Tuesday, June 2, 2026

Skirting the River’s Edge

At first I had River’s Edge confused with The Lost Boys, which came out a year later, in 1987. Both are set in California towns with a great deal of wild scenic beauty. (River’s Edge was shot in the Sacramento area, while The Lost Boys famously takes place in Santa Cruz, renamed Santa Carla for filming purposes.) Both involve packs of wild young men (and a few young women) who decisively turn their backs on conventional middle-class morality.  Both showcase fractured family units, and give juicy oldster roles to Hollywood veterans (Dennis Hopper, Barnard Hughes) while also featuring attractive young newcomers (Crispin Glover, Keanu Reeves, Jason Patric, Kiefer Sutherland). Both contain material that can surely be considered disturbing. Both were shot on low budgets, but made a fair amount of money at the box office.

 One big difference, though: The Lost Boys (now a musical hit on Broadway) is about vampires. The film’s supernatural element, along with some particularly eccentric characters—like the vampire-hunting Frog brothers—ensure that audiences will chuckle as well as shiver.  In River’s Edge, though, there’s no such release from the film’s built-up tension. It opens with an androgynous looking pre-teen flinging a doll into a river. (It turns out he’s figured out a great way to torment his little sister.) From there we move to another spot at the river’s edge, where a young man stands shell-shocked over the naked corpse of the co-ed he’s just strangled to death, because (as he later explained) she was talking shit.  

Though the film’s main characters are mostly male, their treatment of girls and women is central to the story. Some, like the hyperkinetic Layne (Glover) seem to have no use at all for the female of the species. Layne is overtly excited by the killing, and takes it as his mission to protect the killer. The physically and mentally wounded druggie played by Hopper cherishes a life-sized sex doll who eerily resembles the dead girl. Reeves’ character, Matt, is the only central male figure who makes a choice to do the right thing, though this leads to him being harassed—and accused of participating in the crime—by a particularly nasty local cop.

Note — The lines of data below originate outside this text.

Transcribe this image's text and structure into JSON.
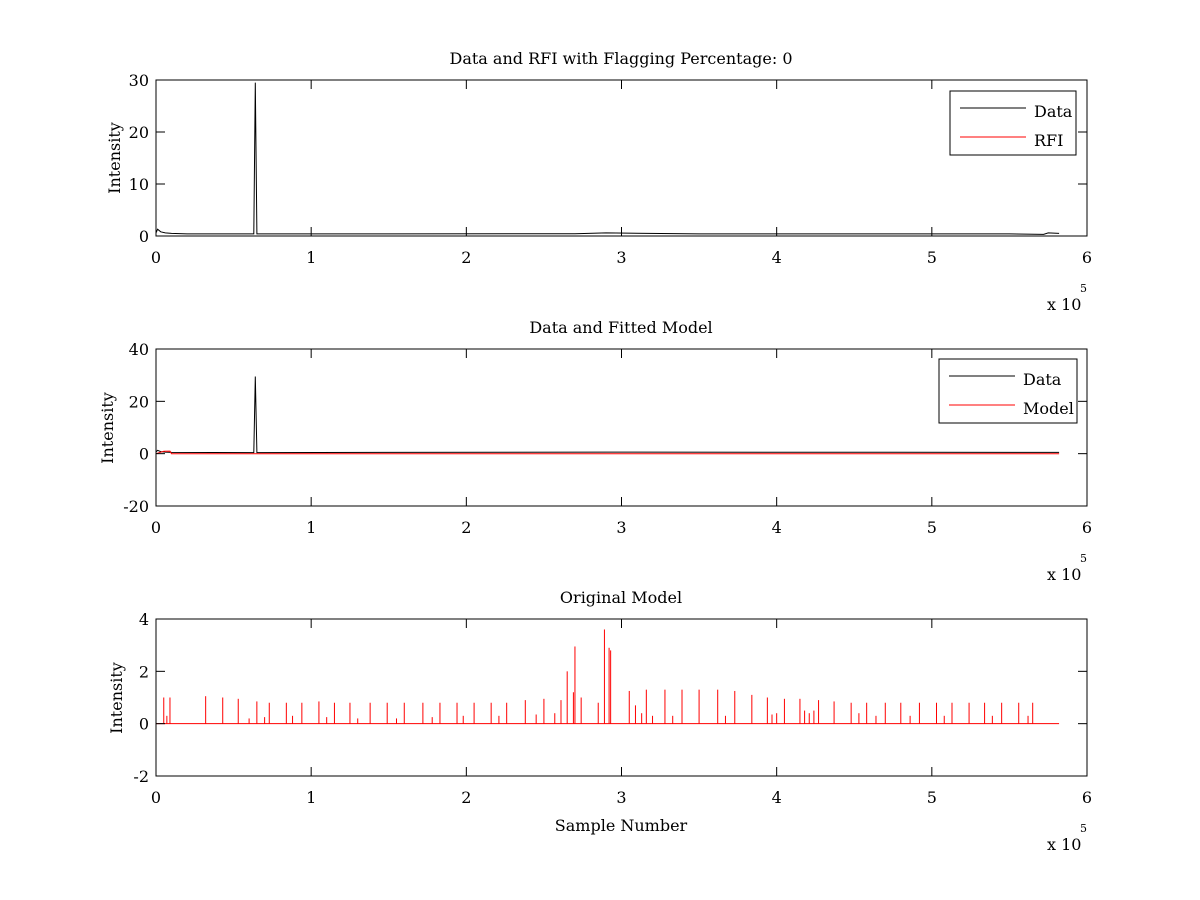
{
  "chart_data": [
    {
      "type": "line",
      "title": "Data and RFI with Flagging Percentage: 0",
      "xlabel": "",
      "ylabel": "Intensity",
      "xlim": [
        0,
        6
      ],
      "ylim": [
        0,
        30
      ],
      "xticks": [
        0,
        1,
        2,
        3,
        4,
        5,
        6
      ],
      "yticks": [
        0,
        10,
        20,
        30
      ],
      "x_multiplier": {
        "base": "x 10",
        "exponent": "5"
      },
      "legend": {
        "position": "top-right",
        "entries": [
          {
            "label": "Data",
            "color": "#000000"
          },
          {
            "label": "RFI",
            "color": "#ff0000"
          }
        ]
      },
      "series": [
        {
          "name": "Data",
          "color": "#000000",
          "x": [
            0,
            0.01,
            0.03,
            0.06,
            0.1,
            0.2,
            0.5,
            0.63,
            0.64,
            0.65,
            1.5,
            2.7,
            2.9,
            3.5,
            4.5,
            5.5,
            5.72,
            5.75,
            5.82
          ],
          "y": [
            0.6,
            1.3,
            0.8,
            0.6,
            0.5,
            0.4,
            0.4,
            0.4,
            29.5,
            0.4,
            0.4,
            0.45,
            0.6,
            0.4,
            0.4,
            0.4,
            0.3,
            0.6,
            0.5
          ]
        },
        {
          "name": "RFI",
          "color": "#ff0000",
          "x": [],
          "y": []
        }
      ]
    },
    {
      "type": "line",
      "title": "Data and Fitted Model",
      "xlabel": "",
      "ylabel": "Intensity",
      "xlim": [
        0,
        6
      ],
      "ylim": [
        -20,
        40
      ],
      "xticks": [
        0,
        1,
        2,
        3,
        4,
        5,
        6
      ],
      "yticks": [
        -20,
        0,
        20,
        40
      ],
      "x_multiplier": {
        "base": "x 10",
        "exponent": "5"
      },
      "legend": {
        "position": "top-right",
        "entries": [
          {
            "label": "Data",
            "color": "#000000"
          },
          {
            "label": "Model",
            "color": "#ff0000"
          }
        ]
      },
      "series": [
        {
          "name": "Data",
          "color": "#000000",
          "x": [
            0,
            0.01,
            0.03,
            0.06,
            0.1,
            0.63,
            0.64,
            0.65,
            2.9,
            5.82
          ],
          "y": [
            0.6,
            1.3,
            0.8,
            0.6,
            0.5,
            0.4,
            29.5,
            0.4,
            0.6,
            0.5
          ]
        },
        {
          "name": "Model",
          "color": "#ff0000",
          "x": [
            0,
            0.05,
            0.09,
            0.1,
            1.0,
            2.0,
            3.0,
            4.0,
            5.0,
            5.82
          ],
          "y": [
            0,
            0.9,
            1.0,
            0,
            0,
            0,
            0,
            0,
            0,
            0
          ]
        }
      ]
    },
    {
      "type": "line",
      "title": "Original Model",
      "xlabel": "Sample Number",
      "ylabel": "Intensity",
      "xlim": [
        0,
        6
      ],
      "ylim": [
        -2,
        4
      ],
      "xticks": [
        0,
        1,
        2,
        3,
        4,
        5,
        6
      ],
      "yticks": [
        -2,
        0,
        2,
        4
      ],
      "x_multiplier": {
        "base": "x 10",
        "exponent": "5"
      },
      "legend": null,
      "series": [
        {
          "name": "Model",
          "color": "#ff0000",
          "baseline_x": [
            0,
            5.82
          ],
          "baseline_y": [
            0,
            0
          ],
          "peaks_x": [
            0.05,
            0.07,
            0.09,
            0.32,
            0.43,
            0.53,
            0.65,
            0.73,
            0.84,
            0.94,
            1.05,
            1.15,
            1.25,
            1.38,
            1.49,
            1.6,
            1.72,
            1.83,
            1.94,
            2.05,
            2.16,
            2.26,
            2.38,
            2.5,
            2.61,
            2.65,
            2.69,
            2.7,
            2.74,
            2.85,
            2.89,
            2.92,
            2.93,
            3.05,
            3.09,
            3.16,
            3.28,
            3.39,
            3.5,
            3.62,
            3.73,
            3.84,
            3.94,
            4.05,
            4.15,
            4.27,
            4.37,
            4.48,
            4.58,
            4.7,
            4.8,
            4.92,
            5.03,
            5.13,
            5.24,
            5.34,
            5.45,
            5.56,
            5.65
          ],
          "peaks_y": [
            1.0,
            0.3,
            1.0,
            1.05,
            1.0,
            0.95,
            0.85,
            0.8,
            0.8,
            0.8,
            0.85,
            0.8,
            0.8,
            0.8,
            0.8,
            0.8,
            0.8,
            0.8,
            0.8,
            0.8,
            0.8,
            0.8,
            0.9,
            0.95,
            0.9,
            2.0,
            1.2,
            2.95,
            1.0,
            0.8,
            3.6,
            2.9,
            2.8,
            1.25,
            0.7,
            1.3,
            1.3,
            1.3,
            1.3,
            1.3,
            1.25,
            1.1,
            1.0,
            0.95,
            0.95,
            0.9,
            0.85,
            0.8,
            0.8,
            0.8,
            0.8,
            0.8,
            0.8,
            0.8,
            0.8,
            0.8,
            0.8,
            0.8,
            0.8
          ],
          "minor_peaks_x": [
            0.6,
            0.7,
            0.88,
            1.1,
            1.3,
            1.55,
            1.78,
            1.98,
            2.21,
            2.45,
            2.57,
            3.13,
            3.2,
            3.33,
            3.67,
            3.97,
            4.0,
            4.18,
            4.21,
            4.24,
            4.53,
            4.64,
            4.86,
            5.08,
            5.39,
            5.62
          ],
          "minor_peaks_y": [
            0.2,
            0.25,
            0.3,
            0.25,
            0.2,
            0.2,
            0.25,
            0.3,
            0.3,
            0.35,
            0.4,
            0.4,
            0.3,
            0.3,
            0.3,
            0.35,
            0.4,
            0.5,
            0.4,
            0.5,
            0.4,
            0.3,
            0.3,
            0.3,
            0.3,
            0.3
          ]
        }
      ]
    }
  ]
}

 Authority figures in River’s Edge don’t come off much better than the young. There’s that malicious cop, first of all, who is clearly a bully and a sadist. A youngish high school social studies teacher thinks he’s reaching his young charges by romanticizing the political activism of the Sixties, but he doesn’t have a clue as to what they’re thinking.  Most of the film’s young men don’t seem to have intact families, or any families at all. Matt’s mother, Madeleine, is an attractive nurse who does show some concern about the welfare of her brood, but she’s also shacking up with an idler who clearly thinks the kids are a nuisance. Madeleine, like the other parents we see, can merely helplessly shrug her shoulders when her youngsters stay out till all hours, or fail to come home at all.

 Reeves’ Matt, as the one young man with something of a conscience, is rewarded by the opportunity to hook up with the prettiest of the gang’s gal pals, played by Ione Skye. (This was her first film, and—as the daughter of the singer Donovan—she was still using her surname, Leitch, in her billing. It would be two years before she became everyone’s dream girl in Say Anything.) But even the nicest of the young people in this film are not so very nice. If you like your films dark, this one’s for you!